2. Collect preliminary data to explore possible mechanisms through which the interventions reduce the severity of LUTS and improve QOL after controlling for covariates

  • Hypothesis 2a: Greater automaticity and self-efficacy are associated with greater adherence to the learned behavioral techniques.
  • Hypothesis 2b: Greater adherence to the learned behavioral techniques is associated with the reduction in most bothersome LUTS such as nocturia, hence reducing the severity of LUTS (a 3-point reduction on IPSS) and improving QOL.

This pilot study uses an individualized approach to treat a person’s unique symptom condition and involves peer coaching to empower patient behavioral change for improving LUTS/BPH. The study will provide preliminary data to enable us to meet the request from a NIH review panel and significantly enhance our chance of winning NIH funding for this research program. It will help produce new knowledge about a treatment that centers on patient’s self-management of LUTS/BPH.
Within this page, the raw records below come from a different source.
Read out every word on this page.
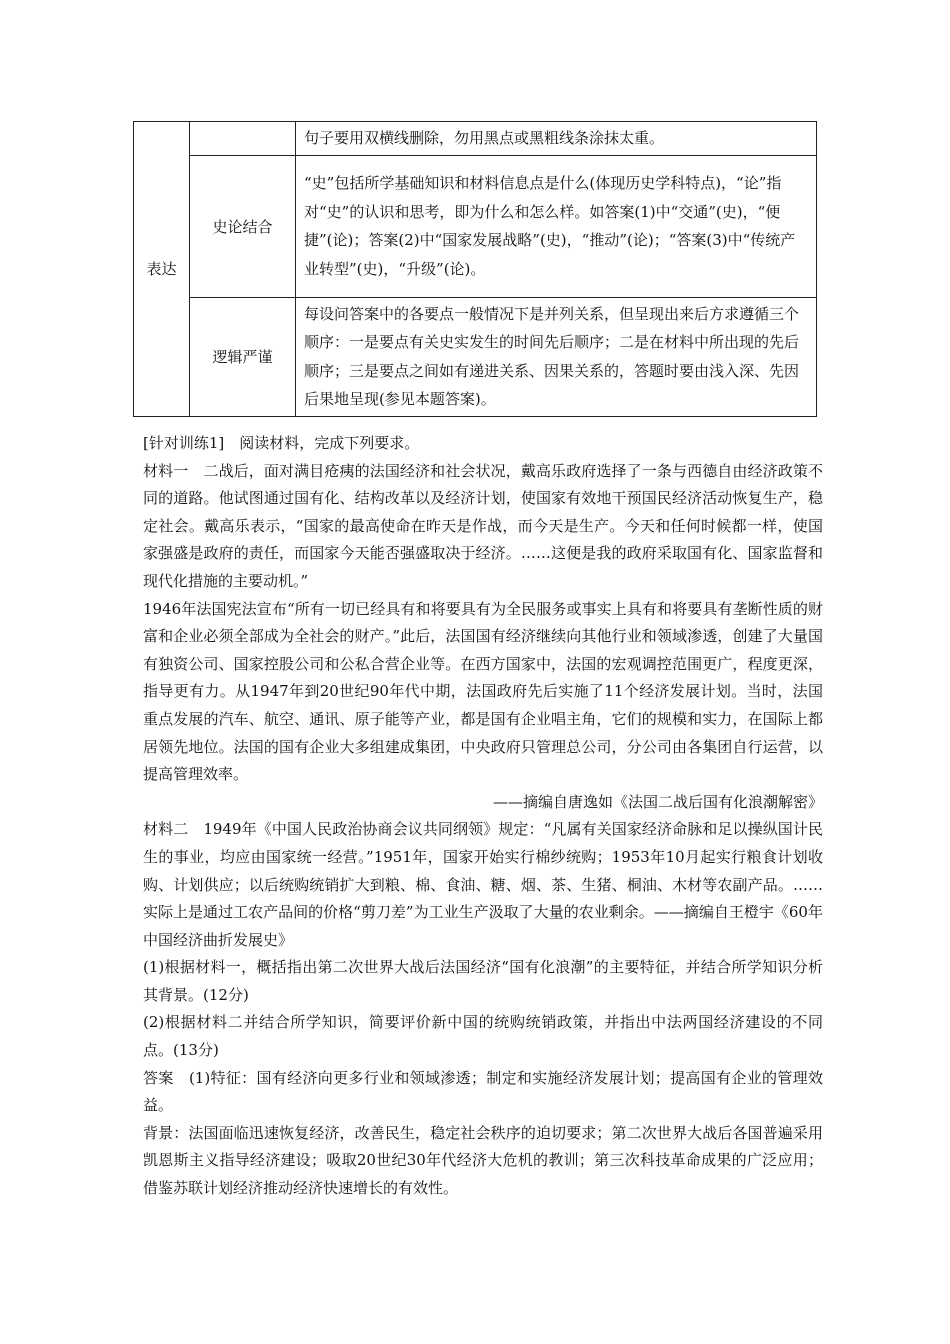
表达		句子要用双横线删除，勿用黑点或黑粗线条涂抹太重。
	史论结合	“史”包括所学基础知识和材料信息点是什么(体现历史学科特点)，“论”指对“史”的认识和思考，即为什么和怎么样。如答案(1)中“交通”(史)，“便捷”(论)；答案(2)中“国家发展战略”(史)，“推动”(论)；“答案(3)中“传统产业转型”(史)，“升级”(论)。
	逻辑严谨	每设问答案中的各要点一般情况下是并列关系，但呈现出来后方求遵循三个顺序：一是要点有关史实发生的时间先后顺序；二是在材料中所出现的先后顺序；三是要点之间如有递进关系、因果关系的，答题时要由浅入深、先因后果地呈现(参见本题答案)。

[针对训练1]　阅读材料，完成下列要求。

材料一　二战后，面对满目疮痍的法国经济和社会状况，戴高乐政府选择了一条与西德自由经济政策不同的道路。他试图通过国有化、结构改革以及经济计划，使国家有效地干预国民经济活动恢复生产，稳定社会。戴高乐表示，“国家的最高使命在昨天是作战，而今天是生产。今天和任何时候都一样，使国家强盛是政府的责任，而国家今天能否强盛取决于经济。……这便是我的政府采取国有化、国家监督和现代化措施的主要动机。”

1946年法国宪法宣布“所有一切已经具有和将要具有为全民服务或事实上具有和将要具有垄断性质的财富和企业必须全部成为全社会的财产。”此后，法国国有经济继续向其他行业和领域渗透，创建了大量国有独资公司、国家控股公司和公私合营企业等。在西方国家中，法国的宏观调控范围更广，程度更深，指导更有力。从1947年到20世纪90年代中期，法国政府先后实施了11个经济发展计划。当时，法国重点发展的汽车、航空、通讯、原子能等产业，都是国有企业唱主角，它们的规模和实力，在国际上都居领先地位。法国的国有企业大多组建成集团，中央政府只管理总公司，分公司由各集团自行运营，以提高管理效率。

——摘编自唐逸如《法国二战后国有化浪潮解密》

材料二　1949年《中国人民政治协商会议共同纲领》规定：“凡属有关国家经济命脉和足以操纵国计民生的事业，均应由国家统一经营。”1951年，国家开始实行棉纱统购；1953年10月起实行粮食计划收购、计划供应；以后统购统销扩大到粮、棉、食油、糖、烟、茶、生猪、桐油、木材等农副产品。……实际上是通过工农产品间的价格“剪刀差”为工业生产汲取了大量的农业剩余。——摘编自王橙宇《60年中国经济曲折发展史》

(1)根据材料一，概括指出第二次世界大战后法国经济“国有化浪潮”的主要特征，并结合所学知识分析其背景。(12分)

(2)根据材料二并结合所学知识，简要评价新中国的统购统销政策，并指出中法两国经济建设的不同点。(13分)

答案　(1)特征：国有经济向更多行业和领域渗透；制定和实施经济发展计划；提高国有企业的管理效益。

背景：法国面临迅速恢复经济，改善民生，稳定社会秩序的迫切要求；第二次世界大战后各国普遍采用凯恩斯主义指导经济建设；吸取20世纪30年代经济大危机的教训；第三次科技革命成果的广泛应用；借鉴苏联计划经济推动经济快速增长的有效性。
This will be a prospective, randomized, and controlled intervention study. About 30 eligible patients will be randomly assigned into three groups: (1) the educational training plus a support group (SUPPORT); (2) the educational training plus a support group and peer coaching (PEER); and (3) the standard care (SC), with 8 to 10 participants per group. The SUPPORT and PEER participants will learn behavioral techniques from attending a Health Education session. Thereafter, they will attend 6 monthly web-based group meetings. Additionally, the PEER participants will receive minimally 2 monthly contacts over 6 months from a peer coach. The SC participants will receive usual medical care without receiving behavioral training or any study intervention. The study participants will be assessed at baseline, 3 months (mid-intervention), and 6 months (post-intervention).

Inclusion criteria: (1) LUTS secondary to BPH by diagnosis, (2) presence of moderate to severe LUTS irrespective of bother (IPSS≥8) or medication, (3) age ≥ 45 according to the AUA guideline11, and (4) able to speak or understand English. 

Exclusion criteria: (1) LUTS independent of BPH (e.g., neurogenic LUTS due to Parkinson’s or dementia, LUTS due to cancers, renal diseases, and bladder stones); (2) having a known medical history of urethral stricture, pediatric voiding dysfunction, and/or elimination disorder (e.g., severe constipation), chronic prostatitis, or bladder pain syndrome; (3) recurrent urinary tract infection; (4) uncontrolled diabetes, end-stage cardiac and respiratory failure; (5) a severe condition that requires immediate medical attention; (6) cognitive impairment that compromises the ability to follow study procedures; and (7) starting a surgical or minimally invasive procedure for LUTS during the study.